Thursday, November 5, 2020

Baltimore American Musicological Society Conference

I have to give a trigger warning up front. Though we try to avoid politics in every respect except as it directly affects the music business and musicians, I am going to just wander into politics a bit in this post. I offer as an excuse that, as a Canadian, I do have quite a different perspective on American politics. Someone left a note on my desk yesterday about how every American, distraught over the election, will be alloted a "Canadian Emotional Support" person and I guess, in our office, that would be me! I have to say that Canadian election campaigns are much shorter, typically six weeks or so, and less emotionally fraught.

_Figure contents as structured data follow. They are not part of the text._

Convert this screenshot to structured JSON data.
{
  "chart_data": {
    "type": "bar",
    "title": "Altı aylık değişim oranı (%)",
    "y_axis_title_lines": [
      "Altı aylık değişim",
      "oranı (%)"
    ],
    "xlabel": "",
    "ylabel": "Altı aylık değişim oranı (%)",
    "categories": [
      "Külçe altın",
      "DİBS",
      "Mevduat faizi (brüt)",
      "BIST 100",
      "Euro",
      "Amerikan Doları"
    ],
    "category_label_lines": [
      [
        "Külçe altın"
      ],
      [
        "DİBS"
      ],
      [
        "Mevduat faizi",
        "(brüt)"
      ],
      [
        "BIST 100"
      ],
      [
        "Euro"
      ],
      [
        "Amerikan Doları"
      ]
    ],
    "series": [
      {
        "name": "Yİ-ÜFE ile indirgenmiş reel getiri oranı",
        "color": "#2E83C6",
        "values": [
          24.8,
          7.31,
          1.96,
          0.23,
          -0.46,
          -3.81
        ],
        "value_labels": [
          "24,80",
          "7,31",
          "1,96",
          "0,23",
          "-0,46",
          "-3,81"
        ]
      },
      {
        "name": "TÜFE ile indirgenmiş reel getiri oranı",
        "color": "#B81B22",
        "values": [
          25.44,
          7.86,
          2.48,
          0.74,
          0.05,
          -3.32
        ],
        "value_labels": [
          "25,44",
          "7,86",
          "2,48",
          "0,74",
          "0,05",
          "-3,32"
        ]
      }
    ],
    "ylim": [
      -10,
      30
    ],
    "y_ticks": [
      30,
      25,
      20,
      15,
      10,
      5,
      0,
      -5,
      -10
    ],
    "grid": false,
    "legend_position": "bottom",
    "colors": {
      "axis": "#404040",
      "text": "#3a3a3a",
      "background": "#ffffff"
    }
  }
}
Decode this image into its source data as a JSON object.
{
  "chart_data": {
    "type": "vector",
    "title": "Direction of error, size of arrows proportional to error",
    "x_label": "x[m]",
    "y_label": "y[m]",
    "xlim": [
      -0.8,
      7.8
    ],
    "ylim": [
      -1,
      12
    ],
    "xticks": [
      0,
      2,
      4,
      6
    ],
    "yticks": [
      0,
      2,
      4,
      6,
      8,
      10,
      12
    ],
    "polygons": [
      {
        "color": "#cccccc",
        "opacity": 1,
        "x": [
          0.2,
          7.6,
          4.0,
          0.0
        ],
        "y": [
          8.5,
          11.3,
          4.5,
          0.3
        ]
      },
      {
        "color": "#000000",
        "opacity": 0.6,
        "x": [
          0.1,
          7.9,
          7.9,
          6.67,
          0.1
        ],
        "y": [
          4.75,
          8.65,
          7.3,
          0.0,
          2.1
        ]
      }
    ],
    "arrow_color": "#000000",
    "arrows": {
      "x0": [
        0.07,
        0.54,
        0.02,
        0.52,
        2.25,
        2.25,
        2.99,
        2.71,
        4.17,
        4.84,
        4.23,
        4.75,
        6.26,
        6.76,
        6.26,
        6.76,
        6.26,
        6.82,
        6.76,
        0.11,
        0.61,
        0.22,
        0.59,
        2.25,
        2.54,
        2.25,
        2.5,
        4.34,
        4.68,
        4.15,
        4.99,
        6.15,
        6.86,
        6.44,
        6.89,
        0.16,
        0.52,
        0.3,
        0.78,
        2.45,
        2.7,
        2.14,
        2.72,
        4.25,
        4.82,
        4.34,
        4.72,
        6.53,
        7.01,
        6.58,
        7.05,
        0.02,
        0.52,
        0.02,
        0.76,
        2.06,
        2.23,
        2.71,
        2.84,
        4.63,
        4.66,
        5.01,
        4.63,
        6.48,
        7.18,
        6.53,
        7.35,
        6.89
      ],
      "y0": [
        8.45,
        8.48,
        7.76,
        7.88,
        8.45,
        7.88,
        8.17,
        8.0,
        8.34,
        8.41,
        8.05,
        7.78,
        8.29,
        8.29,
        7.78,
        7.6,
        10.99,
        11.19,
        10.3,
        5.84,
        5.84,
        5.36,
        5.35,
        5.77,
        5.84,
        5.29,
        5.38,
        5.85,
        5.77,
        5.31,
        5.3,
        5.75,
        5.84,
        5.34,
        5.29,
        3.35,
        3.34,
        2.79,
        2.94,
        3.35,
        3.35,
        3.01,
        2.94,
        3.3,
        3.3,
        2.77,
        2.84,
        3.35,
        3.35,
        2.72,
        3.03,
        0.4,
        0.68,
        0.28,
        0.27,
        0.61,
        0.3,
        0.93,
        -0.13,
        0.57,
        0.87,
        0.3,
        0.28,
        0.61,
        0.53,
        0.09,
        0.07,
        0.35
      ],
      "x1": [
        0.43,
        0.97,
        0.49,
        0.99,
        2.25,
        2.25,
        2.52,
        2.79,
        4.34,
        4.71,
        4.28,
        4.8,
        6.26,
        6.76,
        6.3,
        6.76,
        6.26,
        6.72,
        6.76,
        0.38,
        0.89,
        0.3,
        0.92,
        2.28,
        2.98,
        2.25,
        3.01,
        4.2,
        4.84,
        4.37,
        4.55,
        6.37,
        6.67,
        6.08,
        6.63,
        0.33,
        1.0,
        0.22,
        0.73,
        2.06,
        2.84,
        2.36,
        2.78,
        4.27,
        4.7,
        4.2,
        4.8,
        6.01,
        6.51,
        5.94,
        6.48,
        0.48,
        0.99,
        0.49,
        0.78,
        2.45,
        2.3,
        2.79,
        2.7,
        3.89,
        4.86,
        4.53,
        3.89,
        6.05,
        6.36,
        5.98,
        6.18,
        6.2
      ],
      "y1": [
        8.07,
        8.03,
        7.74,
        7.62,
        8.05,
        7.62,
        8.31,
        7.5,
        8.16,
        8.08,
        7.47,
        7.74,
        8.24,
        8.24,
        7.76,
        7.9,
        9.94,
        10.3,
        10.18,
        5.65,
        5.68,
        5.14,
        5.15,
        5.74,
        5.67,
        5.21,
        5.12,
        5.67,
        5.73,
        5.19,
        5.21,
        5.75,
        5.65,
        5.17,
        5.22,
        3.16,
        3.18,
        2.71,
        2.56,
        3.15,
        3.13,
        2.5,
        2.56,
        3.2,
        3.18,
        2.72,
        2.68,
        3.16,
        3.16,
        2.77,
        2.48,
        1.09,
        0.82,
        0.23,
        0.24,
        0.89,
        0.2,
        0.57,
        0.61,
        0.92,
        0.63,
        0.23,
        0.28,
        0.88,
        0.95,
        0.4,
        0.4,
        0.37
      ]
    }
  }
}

I suspect that part of the reason is that we simply refuse to discuss the more difficult issues.

But let me back up a bit. Way back in 1996 or 97 I went to the American Musicological Society annual conference which that year was held in Baltimore. The high point for me was almost meeting Richard Taruskin who had a debate with my then-thesis advisor over neo-classicism and its connections with fascism. I don't even remember which sides they were on. Traveling to Baltimore and spending some time just wandering around the city was an unusual experience for me. I was not used to American cities as, apart from Toronto, they are quite different from Canadian cities. How is that you ask?

Let me offer up two bits of anecdotal evidence. I lived for quite a while in Victoria, the capital of British Columbia, and while I was there as an undergraduate music student, I used to usher at symphony concerts occasionally. The conductor of the orchestra then was Paul Freeman:


He is an American, born in Richmond, Virginia, and obviously black. As is his wife. I remember some of us ushers greeting his wife, who was usually sitting in row seven, saying "hi Mrs. Freeman." We had not been introduced, so how did we know that this black lady in row seven was Mrs. Freeman? Easy, in that whole 2,000 seat symphony hall there were precisely two (2), black people. The conductor and his wife. Back then many conductors in Canada, as with university professors, were imported from other countries. Not just the US, the previous conductor in Victoria was Lazlo Gati, from Hungary. I think we are finally hiring Canadian conductors now. I should mention, by way of context, that in the whole city there were probably fewer than ten black people. Victoria does have a very large population of people of Asian descent however.

Ok, back to Baltimore. At the conference there were about five hundred musicologists and graduate students in musicology from all over North American. In that whole herd there was one (1) black person, a young man in his thirties. I don't recall his specialty. As I wandered around the city I noticed something else odd: in every service job, all the employees, or nearly all, were black. The people behind the counter at the hotels, the people serving in restaurants and so on. Everywhere you went.

Now I draw no conclusions from this as I am an outsider and don't quite know what to think. In Canada, especially Quebec where I lived for over a decade, we have politicized language instead of skin color and with problematic results.

I will say this: there seem to be some profound problems in some cities in the US such as Baltimore, Detroit, and recently Portland OR, Seattle, and San Francisco. Mind you, I claim no Canadian superiority. Both Montreal and Vancouver have profound problems as well. Montreal, though few Canadians know about it and even fewer will admit it, has serious problems with corruption and the Mafia.

All I will say is that it might be time to try some new approaches to some old problems.

Some music? This is Paul Freeman conducting the Philharmonia Orchestra with Derek Han soloist in the Mozart Piano Concerto No. 21 in C major:



2 comments:

Marc in Eugene said...

As disgusted at the results of the US election as I am-- those people are loathsome creatures-- I don't need an 'emotional support' person or animal in consequence, thank you very much, ha. I don't know when it became the case that people became so passionately involved in partisan politics here-- or so emotionally needy in general-- that they began to require such things but (as one might expect) I blame the other guys.

I don't think the new administration will be up to trying 'new solutions', alas. But one never knows.

Oregon, because of the relatively recent influx of Asian and Latino people, can persuade itself to overlook its relationship with its Black citizens. Their presence in state was outlawed from 1844 (before statehood) to 1926 (although these laws were sometimes, in some places, ignored). What's going on in Portland these days has very little to do with the historical marginalization here of Black people, who are less than 2% of the population.

Bryan Townsend said...

The United States is a formidably complex society as I think outsiders such as myself can especially appreciate. In any case, now, as Mencken pointed out, "Democracy is the theory that the common people know what they want, and deserve to get it good and hard." And so they shall.

I think the Republicans will have to, at some point, figure out how to start winning elections in major urban centers such as Detroit, Philadelphia, Milwaukee, Atlanta and Chicago.